“
“Aim: Inter-individual variations in normal find more human cerebral blood flow (CBF) at rest condition have been reported. Inter-individual variation of cerebral vascular tone is considered to contribute to this, and several determinants of cerebral vascular tone have been proposed. In the present study, the relationship between CBF and cerebral vascular tone to inter-individual variation at rest condition was investigated using positron emission tomography (PET).\n\nMethods: CBF was measured using PET with (H2O)-O-15 in each of 20
healthy subjects (20-28 years) under three conditions: at rest (baseline), during hypercapnia and during hypocapnia. The vascular response to change in PaCO2 was calculated as the percentage changes in CBF per absolute change in PaCO2 in response to hypercapnia and hypocapnia.\n\nResults: A significant negative
correlation between baseline CBF and the vascular response to hypocapnia was observed in the thalamus, temporal cortex, parietal cortex, occipital cortex and cerebral cortex (P < 0.05).
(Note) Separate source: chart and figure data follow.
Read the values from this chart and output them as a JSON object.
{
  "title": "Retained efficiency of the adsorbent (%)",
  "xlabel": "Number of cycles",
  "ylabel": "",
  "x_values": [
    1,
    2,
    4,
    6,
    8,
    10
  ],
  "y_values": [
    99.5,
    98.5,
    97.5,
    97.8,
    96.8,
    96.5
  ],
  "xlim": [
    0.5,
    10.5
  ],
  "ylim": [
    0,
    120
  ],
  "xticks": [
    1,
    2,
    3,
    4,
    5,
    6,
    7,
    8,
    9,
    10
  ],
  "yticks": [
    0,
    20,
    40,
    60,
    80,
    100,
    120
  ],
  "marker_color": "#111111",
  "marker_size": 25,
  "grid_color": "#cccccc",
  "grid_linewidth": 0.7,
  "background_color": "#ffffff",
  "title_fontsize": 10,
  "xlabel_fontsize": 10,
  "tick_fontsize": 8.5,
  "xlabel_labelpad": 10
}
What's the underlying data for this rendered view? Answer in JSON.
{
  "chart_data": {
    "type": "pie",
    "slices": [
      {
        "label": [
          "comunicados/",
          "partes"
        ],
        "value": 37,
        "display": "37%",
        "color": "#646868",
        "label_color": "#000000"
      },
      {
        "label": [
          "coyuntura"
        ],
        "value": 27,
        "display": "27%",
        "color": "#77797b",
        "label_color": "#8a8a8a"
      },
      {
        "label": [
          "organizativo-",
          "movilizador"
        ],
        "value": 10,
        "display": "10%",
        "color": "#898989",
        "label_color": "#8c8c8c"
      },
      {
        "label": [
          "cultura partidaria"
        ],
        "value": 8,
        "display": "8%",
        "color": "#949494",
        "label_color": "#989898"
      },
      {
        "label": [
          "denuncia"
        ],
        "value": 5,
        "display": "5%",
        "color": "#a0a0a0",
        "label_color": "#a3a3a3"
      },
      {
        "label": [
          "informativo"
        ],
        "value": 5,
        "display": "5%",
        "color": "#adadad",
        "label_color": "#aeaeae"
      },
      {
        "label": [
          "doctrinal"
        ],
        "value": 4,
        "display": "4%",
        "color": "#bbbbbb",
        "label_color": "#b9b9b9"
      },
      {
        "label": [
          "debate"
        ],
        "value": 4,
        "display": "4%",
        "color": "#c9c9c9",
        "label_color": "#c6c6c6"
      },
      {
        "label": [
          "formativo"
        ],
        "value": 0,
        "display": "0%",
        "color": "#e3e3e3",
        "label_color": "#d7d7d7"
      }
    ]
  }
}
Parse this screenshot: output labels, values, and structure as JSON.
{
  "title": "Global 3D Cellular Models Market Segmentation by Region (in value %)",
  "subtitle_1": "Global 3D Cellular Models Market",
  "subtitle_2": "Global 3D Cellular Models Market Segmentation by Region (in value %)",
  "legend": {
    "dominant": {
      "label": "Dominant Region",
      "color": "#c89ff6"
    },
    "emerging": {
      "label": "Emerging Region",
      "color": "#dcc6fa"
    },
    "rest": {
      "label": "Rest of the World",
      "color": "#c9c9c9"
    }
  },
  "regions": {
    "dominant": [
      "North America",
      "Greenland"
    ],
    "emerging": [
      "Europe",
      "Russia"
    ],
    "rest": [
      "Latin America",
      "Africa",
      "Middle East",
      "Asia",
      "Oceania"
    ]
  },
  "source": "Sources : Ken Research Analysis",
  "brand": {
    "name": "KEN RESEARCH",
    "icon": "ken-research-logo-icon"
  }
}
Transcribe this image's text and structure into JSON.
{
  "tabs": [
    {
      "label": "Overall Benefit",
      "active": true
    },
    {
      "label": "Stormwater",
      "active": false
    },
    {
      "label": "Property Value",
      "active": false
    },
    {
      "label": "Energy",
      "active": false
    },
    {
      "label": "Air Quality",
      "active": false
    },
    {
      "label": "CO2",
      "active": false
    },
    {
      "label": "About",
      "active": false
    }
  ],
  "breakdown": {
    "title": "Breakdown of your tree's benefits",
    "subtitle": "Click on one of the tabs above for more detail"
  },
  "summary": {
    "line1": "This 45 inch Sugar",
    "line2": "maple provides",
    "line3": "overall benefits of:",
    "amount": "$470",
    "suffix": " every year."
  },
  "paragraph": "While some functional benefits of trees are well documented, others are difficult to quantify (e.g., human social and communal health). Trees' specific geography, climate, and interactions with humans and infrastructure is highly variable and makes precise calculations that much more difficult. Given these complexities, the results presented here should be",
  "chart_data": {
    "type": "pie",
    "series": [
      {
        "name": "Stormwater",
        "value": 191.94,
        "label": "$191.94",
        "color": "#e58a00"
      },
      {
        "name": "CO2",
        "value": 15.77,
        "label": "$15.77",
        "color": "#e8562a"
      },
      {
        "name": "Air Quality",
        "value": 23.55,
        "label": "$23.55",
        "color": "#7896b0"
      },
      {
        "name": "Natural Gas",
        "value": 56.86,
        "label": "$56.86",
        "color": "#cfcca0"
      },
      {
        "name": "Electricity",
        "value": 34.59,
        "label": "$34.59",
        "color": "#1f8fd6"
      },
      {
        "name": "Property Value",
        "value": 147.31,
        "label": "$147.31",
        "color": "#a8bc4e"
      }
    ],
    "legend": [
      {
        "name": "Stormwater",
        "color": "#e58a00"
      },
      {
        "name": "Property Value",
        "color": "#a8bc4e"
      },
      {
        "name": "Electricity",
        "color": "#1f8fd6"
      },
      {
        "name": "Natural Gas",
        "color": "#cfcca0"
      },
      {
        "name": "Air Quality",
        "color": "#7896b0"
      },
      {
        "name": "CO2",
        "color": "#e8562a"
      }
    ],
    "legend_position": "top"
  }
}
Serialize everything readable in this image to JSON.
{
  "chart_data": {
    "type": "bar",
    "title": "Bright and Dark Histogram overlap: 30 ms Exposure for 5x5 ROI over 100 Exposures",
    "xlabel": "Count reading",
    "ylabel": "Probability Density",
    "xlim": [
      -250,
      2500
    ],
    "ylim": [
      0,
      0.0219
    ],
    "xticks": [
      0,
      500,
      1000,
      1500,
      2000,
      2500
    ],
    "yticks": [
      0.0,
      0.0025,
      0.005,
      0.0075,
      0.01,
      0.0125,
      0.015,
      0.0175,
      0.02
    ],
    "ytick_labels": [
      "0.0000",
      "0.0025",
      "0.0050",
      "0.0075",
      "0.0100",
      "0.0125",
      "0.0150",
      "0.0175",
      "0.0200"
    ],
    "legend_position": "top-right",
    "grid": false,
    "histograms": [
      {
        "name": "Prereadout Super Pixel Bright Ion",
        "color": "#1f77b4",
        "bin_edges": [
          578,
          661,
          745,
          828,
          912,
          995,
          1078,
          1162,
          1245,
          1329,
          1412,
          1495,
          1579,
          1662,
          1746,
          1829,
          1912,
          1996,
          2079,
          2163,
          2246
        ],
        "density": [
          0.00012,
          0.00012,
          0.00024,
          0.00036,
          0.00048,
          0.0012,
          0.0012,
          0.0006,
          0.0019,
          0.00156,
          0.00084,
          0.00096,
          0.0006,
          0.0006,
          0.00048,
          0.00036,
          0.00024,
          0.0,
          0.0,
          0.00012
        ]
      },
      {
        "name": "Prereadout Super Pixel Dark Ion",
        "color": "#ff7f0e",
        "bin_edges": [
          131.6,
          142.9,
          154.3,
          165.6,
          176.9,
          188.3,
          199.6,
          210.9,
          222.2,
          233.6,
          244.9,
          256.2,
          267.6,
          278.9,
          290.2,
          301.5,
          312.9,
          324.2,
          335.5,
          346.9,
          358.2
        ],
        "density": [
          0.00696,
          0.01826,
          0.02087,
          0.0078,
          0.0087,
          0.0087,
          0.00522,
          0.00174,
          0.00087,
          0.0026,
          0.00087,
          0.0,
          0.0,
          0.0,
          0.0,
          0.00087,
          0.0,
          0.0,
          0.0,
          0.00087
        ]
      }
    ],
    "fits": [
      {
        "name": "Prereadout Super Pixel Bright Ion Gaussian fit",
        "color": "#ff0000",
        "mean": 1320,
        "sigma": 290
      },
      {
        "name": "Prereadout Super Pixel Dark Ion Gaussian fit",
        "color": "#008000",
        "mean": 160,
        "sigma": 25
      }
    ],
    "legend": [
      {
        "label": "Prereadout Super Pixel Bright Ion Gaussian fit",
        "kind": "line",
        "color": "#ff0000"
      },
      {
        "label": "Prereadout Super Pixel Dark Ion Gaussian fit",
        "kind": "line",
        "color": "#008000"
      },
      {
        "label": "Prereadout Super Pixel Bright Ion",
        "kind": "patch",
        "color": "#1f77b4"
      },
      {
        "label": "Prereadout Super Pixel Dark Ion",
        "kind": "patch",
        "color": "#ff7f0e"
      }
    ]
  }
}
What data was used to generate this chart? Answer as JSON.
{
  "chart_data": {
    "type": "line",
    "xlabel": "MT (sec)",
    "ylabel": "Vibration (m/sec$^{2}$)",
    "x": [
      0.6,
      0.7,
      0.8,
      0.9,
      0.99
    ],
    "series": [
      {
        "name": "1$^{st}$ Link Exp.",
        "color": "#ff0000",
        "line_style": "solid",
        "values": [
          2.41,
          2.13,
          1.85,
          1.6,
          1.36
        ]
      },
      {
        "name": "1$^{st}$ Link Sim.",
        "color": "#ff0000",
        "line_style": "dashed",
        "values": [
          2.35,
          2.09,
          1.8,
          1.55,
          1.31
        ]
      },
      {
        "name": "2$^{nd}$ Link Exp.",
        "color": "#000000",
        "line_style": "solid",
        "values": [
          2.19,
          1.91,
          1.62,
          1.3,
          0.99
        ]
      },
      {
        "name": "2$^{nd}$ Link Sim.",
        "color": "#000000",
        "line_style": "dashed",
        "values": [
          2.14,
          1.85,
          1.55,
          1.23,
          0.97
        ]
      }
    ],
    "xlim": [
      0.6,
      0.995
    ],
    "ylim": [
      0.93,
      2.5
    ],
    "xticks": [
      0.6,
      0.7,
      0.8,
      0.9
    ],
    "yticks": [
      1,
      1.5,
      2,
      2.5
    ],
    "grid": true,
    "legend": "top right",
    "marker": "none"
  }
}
A trend towards negative correlation between baseline CBF and the vascular response to hypocapnia was observed in the cerebellum and putamen (P < 0.1). A significant negative correlation between baseline CBF and the vascular response to hypercapnia was observed in the occipital cortex (P < 0.05). No significant LY411575 supplier correlation was observed between baseline CBF and haemoglobin concentration, and PaCO2.\n\nConclusion: These findings support the assumption that cerebral vascular tone might incline towards vasoconstriction and vasodilatation when baseline CBF is low and high between individuals respectively. Although several determinants of cerebral vascular tone have been proposed, the mechanism of such inter-individual differences in cerebral vascular tone is unknown.”
“Patients with inflammatory bowel diseases are at increased risk for colorectal cancer. Pharmacological inhibition of cyclooxygenase NVP-LDE225 research buy (COX) function exacerbates
symptoms in colitis patients. Animal models of colitis using Cox-2-knockout mice and COX inhibitors also indicate that COX-2 has a protective role against colon inflammation. However, because conventional Cox-2 deletion and COX-2 inhibitors eliminate COX-2 function in all cells, it has not been possible to analyze the role(s) of COX-2 in different cell types. Here, we use a Cox-2(flox) conditional knockout mouse to analyze the role of COX-2 expression in distinct cell types in the colon in response to dextran sulfate sodium (DSS)-induced colitis. We generated Cox-2 conditional knockouts in myeloid cells with LysMCre knock-in mice, in endothelial cells with VECadCreERT2 transgenic mice and in epithelial cells with VillinCre transgenic mice.